Got a random twin-pack of B-sides today, far-out rockers with an outer space theme. Don’t confuse these with your more general paeans to teenie-weenie and little green men. These two got a more specific destination in their sights, namely Mars. First up is “Rocket” by Joe Bennett and the Sparkletones, the flip for the single “Penny Loafers and Bobby Socks.” Penny Loafers ain’t too shabby a side either, but my copy rates a lowly VG. Besides, it’s not a very hard record to find, so, fuggit, I’ll post only the B-side.

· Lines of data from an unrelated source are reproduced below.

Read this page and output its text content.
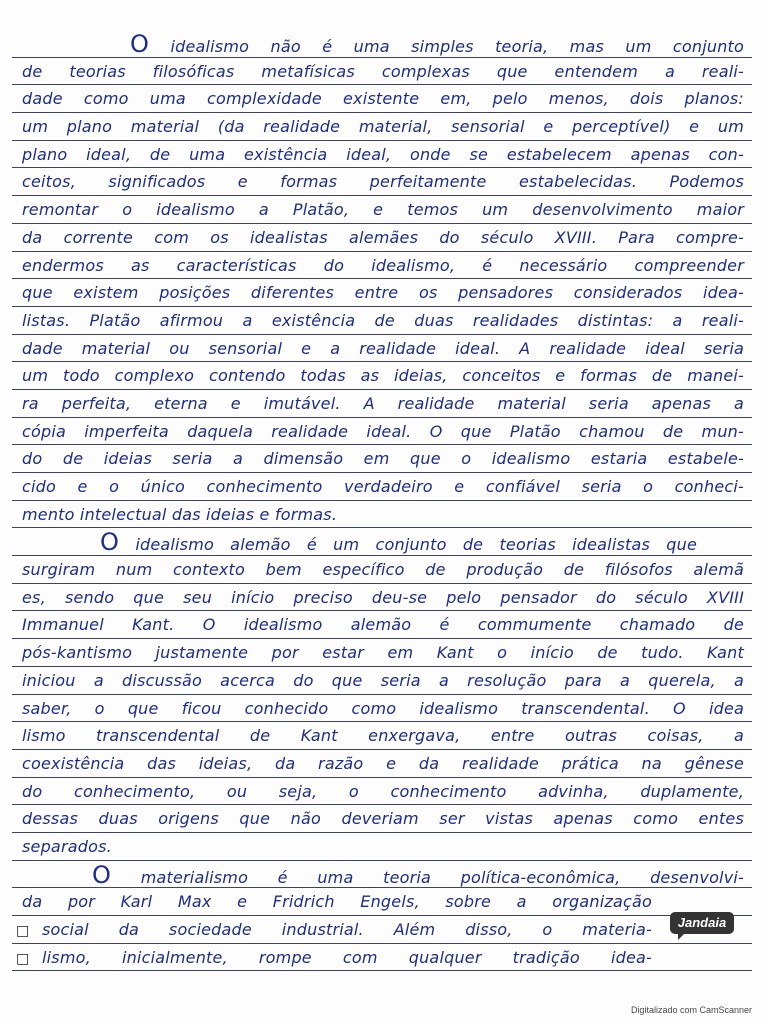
O idealismo não é uma simples teoria, mas um conjunto
de teorias filosóficas metafísicas complexas que entendem a reali-
dade como uma complexidade existente em, pelo menos, dois planos:
um plano material (da realidade material, sensorial e perceptível) e um
plano ideal, de uma existência ideal, onde se estabelecem apenas con-
ceitos, significados e formas perfeitamente estabelecidas. Podemos
remontar o idealismo a Platão, e temos um desenvolvimento maior
da corrente com os idealistas alemães do século XVIII. Para compre-
endermos as características do idealismo, é necessário compreender
que existem posições diferentes entre os pensadores considerados idea-
listas. Platão afirmou a existência de duas realidades distintas: a reali-
dade material ou sensorial e a realidade ideal. A realidade ideal seria
um todo complexo contendo todas as ideias, conceitos e formas de manei-
ra perfeita, eterna e imutável. A realidade material seria apenas a
cópia imperfeita daquela realidade ideal. O que Platão chamou de mun-
do de ideias seria a dimensão em que o idealismo estaria estabele-
cido e o único conhecimento verdadeiro e confiável seria o conheci-
mento intelectual das ideias e formas.
O idealismo alemão é um conjunto de teorias idealistas que
surgiram num contexto bem específico de produção de filósofos alemã
es, sendo que seu início preciso deu-se pelo pensador do século XVIII
Immanuel Kant. O idealismo alemão é commumente chamado de
pós-kantismo justamente por estar em Kant o início de tudo. Kant
iniciou a discussão acerca do que seria a resolução para a querela, a
saber, o que ficou conhecido como idealismo transcendental. O idea
lismo transcendental de Kant enxergava, entre outras coisas, a
coexistência das ideias, da razão e da realidade prática na gênese
do conhecimento, ou seja, o conhecimento advinha, duplamente,
dessas duas origens que não deveriam ser vistas apenas como entes
separados.
O materialismo é uma teoria política-econômica, desenvolvi-
da por Karl Max e Fridrich Engels, sobre a organização
□ social da sociedade industrial. Além disso, o materia-
□ lismo, inicialmente, rompe com qualquer tradição idea-
Jandaia
Digitalizado com CamScanner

This was s’posed to be the ‘tones big follow-up to “Black Slacks,” alas, their one and only hit, released earlier that year, 1957. That earlier song featured backing vocals by label-mate and future sun-tanned midget Paul Anka. But don’t hold that against ‘em. As the title would suggest “Black Slacks” elaborated on sartorial themes, rather than outer space travel. Some say it finished the sentence that “Blue Suede Shoes” started about a year and a half earlier. Anyway, about “Penny Loafers” and “Rocket” the November 11, 1957 issue of Billboard had this to say: “’Black Slacks’ is still going strong and the similar styled version of ‘Penny Loafers’ could click in all fields. Fine guitar work helps sell the side. Flip ‘Rocket’ is a rockabilly novelty that can also go well.” Novelty? By now they all sound like novelty numbers, wouldn't you agree? That fine guitar work was provided by Joe Bennett and young Sparky Childress swapping licks. (See them at work in the clip below.) Too bad for them “Penny Loafers” failed to chart. In fact all their subsequent records failed to chart. These chart duds make up the Sparkletones’ best sides. They include “Rocket” and “Cotton Pickin’ Rocker.” ABC Paramount dropped the group by 1959.

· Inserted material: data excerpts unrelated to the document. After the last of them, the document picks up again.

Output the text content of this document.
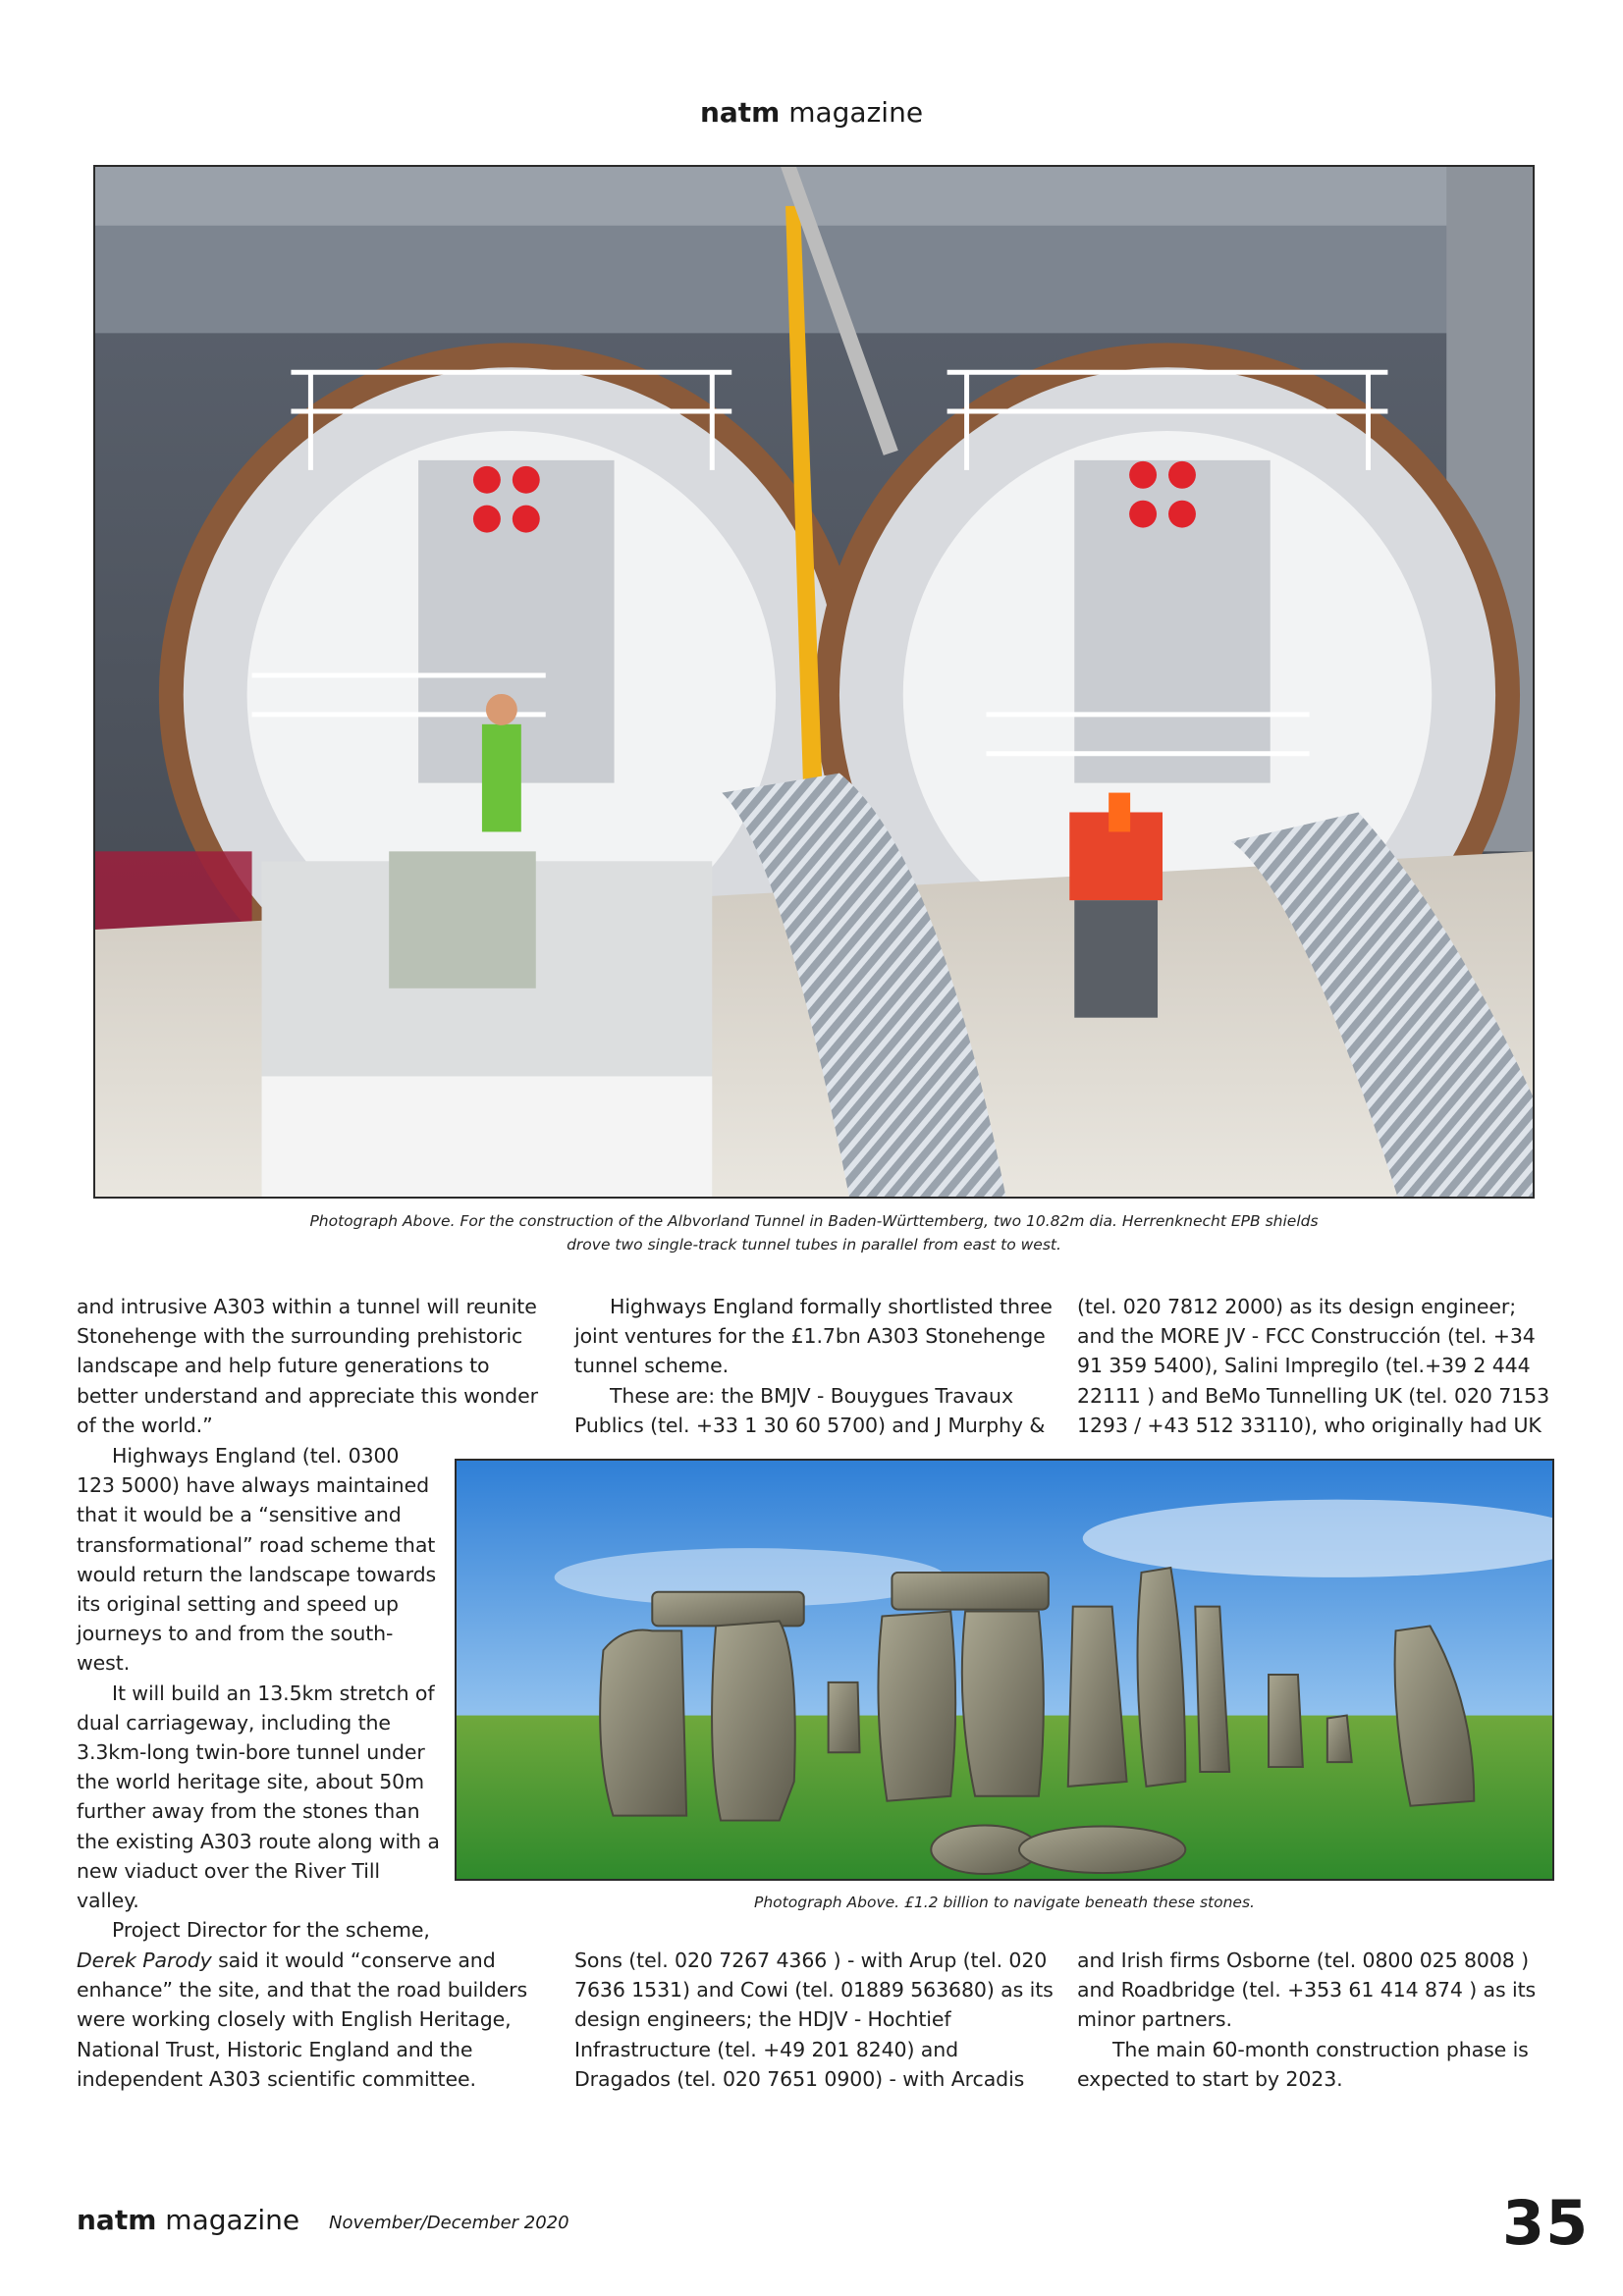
natm magazine
Photograph Above. For the construction of the Albvorland Tunnel in Baden-Württemberg, two 10.82m dia. Herrenknecht EPB shields
drove two single-track tunnel tubes in parallel from east to west.

and intrusive A303 within a tunnel will reunite Stonehenge with the surrounding prehistoric landscape and help future generations to better understand and appreciate this wonder of the world.”

Highways England (tel. 0300 123 5000) have always maintained that it would be a “sensitive and transformational” road scheme that would return the landscape towards its original setting and speed up journeys to and from the south-west.

It will build an 13.5km stretch of dual carriageway, including the 3.3km-long twin-bore tunnel under the world heritage site, about 50m further away from the stones than the existing A303 route along with a new viaduct over the River Till valley.

Project Director for the scheme,

Derek Parody said it would “conserve and enhance” the site, and that the road builders were working closely with English Heritage, National Trust, Historic England and the independent A303 scientific committee.

Highways England formally shortlisted three joint ventures for the £1.7bn A303 Stonehenge tunnel scheme.

These are: the BMJV - Bouygues Travaux Publics (tel. +33 1 30 60 5700) and J Murphy &

(tel. 020 7812 2000) as its design engineer; and the MORE JV - FCC Construcción (tel. +34 91 359 5400), Salini Impregilo (tel.+39 2 444 22111 ) and BeMo Tunnelling UK (tel. 020 7153 1293 / +43 512 33110), who originally had UK

Photograph Above. £1.2 billion to navigate beneath these stones.

Sons (tel. 020 7267 4366 ) - with Arup (tel. 020 7636 1531) and Cowi (tel. 01889 563680) as its design engineers; the HDJV - Hochtief Infrastructure (tel. +49 201 8240) and Dragados (tel. 020 7651 0900) - with Arcadis

and Irish firms Osborne (tel. 0800 025 8008 ) and Roadbridge (tel. +353 61 414 874 ) as its minor partners.

The main 60-month construction phase is expected to start by 2023.

natm magazine November/December 2020	35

Next up is Horace Heller’s “Ed’s Place” b/w “Hello World.” Info on Horace Heller is hard to come by. All I know is that he released these sides in January of 1959, on Dollie Records, of Nashville, TN, the label founded and owned by one-time Grand Ole Opry manager and music publisher Jim Denny. Dollie’s stable of odd-balls also included Johnny Wiggins (Ernest Tubb’s “Singing Bus Driver”) and rockabilly Curtis Gordan.
“Hello World” features a hep hillbilly rap, delivered by “the first cat on Mars.” Exactly how he got there or what’s his brand of rocket fuel remains unclear, tho he does confide this much: “I don’t know how I got here/ I had a hit and drag/ with a miss on a jag/and here I am.” While space travel can be a gas, this number reminds the listener that the come-down’s a bitch; looking back toward Earth, Heller finally admits “Like man, I want to get down!”
The A-side, “Ed’s Place,” another novelty narration set to a swanky lounge groove, is mainly a murder ballad, complete with foley effects, about the dangers of shooting your honey’s other man with a high caliber gun. Altho it departs from the outer space theme, I include it ‘coz it’s so weird. Both sides have been reissued. “Ed’s Place” pops up on Crypt’s “Godless America” comp, while “Hello World” is included on the comp “Rock’n’Roll the Untold Story, vol. 6.”